Mourners Shanicca Soloman cries in the embrace of friend Terrell Whitney outside funeral services for Samuel Dubose at the Church of the Living God in the Avondale neighborhood of Cincinnati, Tuesday, July 28, 2015. Dubose was fatally shot by a University of Cincinnati police officer who stopped him for a missing license plate. (AP Photo/John Minchillo)

CINCINNATI (AP) — Video from a University of Cincinnati police officer’s fatal shooting of a motorist during a traffic stop will be released Wednesday, and an attorney for the officer said he expects it’s likely his client will be indicted, “given the political climate” and comments from city officials.

Hamilton County Prosecutor Joe Deters planned to hold a news conference at 1 p.m. to discuss developments in the investigation into the July 19 shooting of 43-year-old motorist Samuel DuBose by Officer Ray Tensing.
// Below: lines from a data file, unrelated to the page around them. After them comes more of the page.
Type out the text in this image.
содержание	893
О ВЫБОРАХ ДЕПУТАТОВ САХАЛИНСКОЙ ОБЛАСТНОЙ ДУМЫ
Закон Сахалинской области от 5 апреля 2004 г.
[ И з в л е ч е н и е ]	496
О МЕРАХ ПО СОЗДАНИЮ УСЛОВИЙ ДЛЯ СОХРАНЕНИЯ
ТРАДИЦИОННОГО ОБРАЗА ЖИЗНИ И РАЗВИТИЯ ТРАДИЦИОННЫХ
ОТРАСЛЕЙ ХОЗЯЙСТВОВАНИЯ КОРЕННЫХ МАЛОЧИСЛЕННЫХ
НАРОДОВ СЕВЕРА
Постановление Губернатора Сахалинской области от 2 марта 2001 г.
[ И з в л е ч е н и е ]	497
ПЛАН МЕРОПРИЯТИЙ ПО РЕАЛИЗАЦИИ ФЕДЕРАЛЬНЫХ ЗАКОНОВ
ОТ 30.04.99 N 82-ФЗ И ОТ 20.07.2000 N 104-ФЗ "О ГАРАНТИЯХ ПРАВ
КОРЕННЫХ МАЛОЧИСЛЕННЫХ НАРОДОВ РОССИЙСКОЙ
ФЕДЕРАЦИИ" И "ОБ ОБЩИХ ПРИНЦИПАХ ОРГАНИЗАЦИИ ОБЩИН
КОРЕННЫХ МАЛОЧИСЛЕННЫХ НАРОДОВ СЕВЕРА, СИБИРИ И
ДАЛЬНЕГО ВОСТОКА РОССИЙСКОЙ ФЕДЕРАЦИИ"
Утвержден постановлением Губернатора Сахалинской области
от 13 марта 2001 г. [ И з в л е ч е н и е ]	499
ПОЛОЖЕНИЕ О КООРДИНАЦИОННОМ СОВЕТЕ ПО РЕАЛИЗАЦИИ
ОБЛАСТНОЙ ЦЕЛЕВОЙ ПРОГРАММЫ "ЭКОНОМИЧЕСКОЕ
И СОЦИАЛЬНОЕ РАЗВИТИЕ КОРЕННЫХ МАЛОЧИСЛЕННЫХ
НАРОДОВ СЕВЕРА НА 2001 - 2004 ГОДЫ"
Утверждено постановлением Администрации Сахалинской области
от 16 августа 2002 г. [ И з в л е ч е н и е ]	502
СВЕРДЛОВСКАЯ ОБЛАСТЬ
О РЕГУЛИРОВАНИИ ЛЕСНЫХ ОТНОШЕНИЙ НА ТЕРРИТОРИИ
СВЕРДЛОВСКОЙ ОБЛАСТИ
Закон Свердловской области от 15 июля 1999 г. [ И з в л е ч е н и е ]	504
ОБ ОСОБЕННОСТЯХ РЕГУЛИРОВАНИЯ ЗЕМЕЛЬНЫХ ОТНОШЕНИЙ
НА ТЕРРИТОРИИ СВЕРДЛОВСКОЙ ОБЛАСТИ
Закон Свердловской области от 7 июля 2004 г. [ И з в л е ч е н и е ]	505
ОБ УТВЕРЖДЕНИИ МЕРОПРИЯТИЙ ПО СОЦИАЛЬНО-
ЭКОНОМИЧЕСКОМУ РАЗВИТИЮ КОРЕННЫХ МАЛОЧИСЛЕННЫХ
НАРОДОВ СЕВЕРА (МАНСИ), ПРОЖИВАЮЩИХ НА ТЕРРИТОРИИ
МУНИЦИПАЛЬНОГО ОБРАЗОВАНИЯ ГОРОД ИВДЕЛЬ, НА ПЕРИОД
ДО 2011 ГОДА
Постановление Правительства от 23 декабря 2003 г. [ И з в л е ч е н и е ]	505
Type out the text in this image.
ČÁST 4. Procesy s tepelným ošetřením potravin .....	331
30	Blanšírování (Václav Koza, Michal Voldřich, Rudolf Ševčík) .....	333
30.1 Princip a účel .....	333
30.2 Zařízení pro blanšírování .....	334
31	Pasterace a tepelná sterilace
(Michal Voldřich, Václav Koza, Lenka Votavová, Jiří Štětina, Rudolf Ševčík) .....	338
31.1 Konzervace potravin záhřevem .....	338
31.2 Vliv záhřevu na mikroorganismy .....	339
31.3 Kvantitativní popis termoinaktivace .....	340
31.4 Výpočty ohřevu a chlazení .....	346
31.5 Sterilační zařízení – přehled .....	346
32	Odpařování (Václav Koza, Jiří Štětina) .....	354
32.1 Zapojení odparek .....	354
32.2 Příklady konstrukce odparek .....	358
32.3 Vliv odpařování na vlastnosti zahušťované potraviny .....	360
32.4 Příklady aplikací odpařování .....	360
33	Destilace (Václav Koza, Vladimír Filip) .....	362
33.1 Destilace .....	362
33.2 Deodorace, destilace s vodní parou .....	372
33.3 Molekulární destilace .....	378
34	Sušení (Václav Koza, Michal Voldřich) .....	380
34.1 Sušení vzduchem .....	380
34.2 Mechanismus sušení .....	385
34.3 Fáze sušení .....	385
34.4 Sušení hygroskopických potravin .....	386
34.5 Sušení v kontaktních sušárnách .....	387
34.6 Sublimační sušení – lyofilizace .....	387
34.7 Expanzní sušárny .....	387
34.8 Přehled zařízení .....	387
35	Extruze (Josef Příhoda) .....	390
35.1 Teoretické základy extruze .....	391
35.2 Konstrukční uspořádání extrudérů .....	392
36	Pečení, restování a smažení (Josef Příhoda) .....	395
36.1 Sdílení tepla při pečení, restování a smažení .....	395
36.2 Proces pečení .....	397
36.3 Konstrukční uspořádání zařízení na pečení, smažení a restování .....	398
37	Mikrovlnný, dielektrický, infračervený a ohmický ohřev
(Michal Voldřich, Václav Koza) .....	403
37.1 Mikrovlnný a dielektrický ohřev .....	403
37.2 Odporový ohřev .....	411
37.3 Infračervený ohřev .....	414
DuBose’s family had been pressing for the release of the body-camera video, and news organizations including The Associated Press had sued Deters to get it released under Ohio open records law.

The University of Cincinnati on Wednesday closed its main campus in anticipation of grand jury action in the case.

DuBose’s death came amid months of national scrutiny of police dealings with African-Americans, especially those killed by officers. DuBose was black; Tensing is white.

Authorities haven’t indicated whether race is part of their investigation.

Tensing’s attorney, Stewart Mathews, said Wednesday morning that he thought an indictment was likely “given the political climate” and comments made by city officials. But Mathews said given the evidence he’s seen, he doesn’t believe there should be an indictment.

Tensing has said he was dragged by DuBose’s car and forced to shoot after he pulled over DuBose for a missing front license plate, according to a university police report. Tensing said in his radio call to a dispatcher that the car almost ran over him and he fired one shot, striking DuBose in the head.

Deters had said earlier he wouldn’t release body-camera footage until his investigation is completed and said he didn’t want to taint a grand jury process.

In comments to reporters after DuBose’s funeral Tuesday, his mother said she wants justice for him and believes his family has a right to see the video.

“I would like for some answers,” Audrey DuBose said. “I’m not receiving any.”


Associated Press writer Dan Sewell in Cincinnati contributed to this report.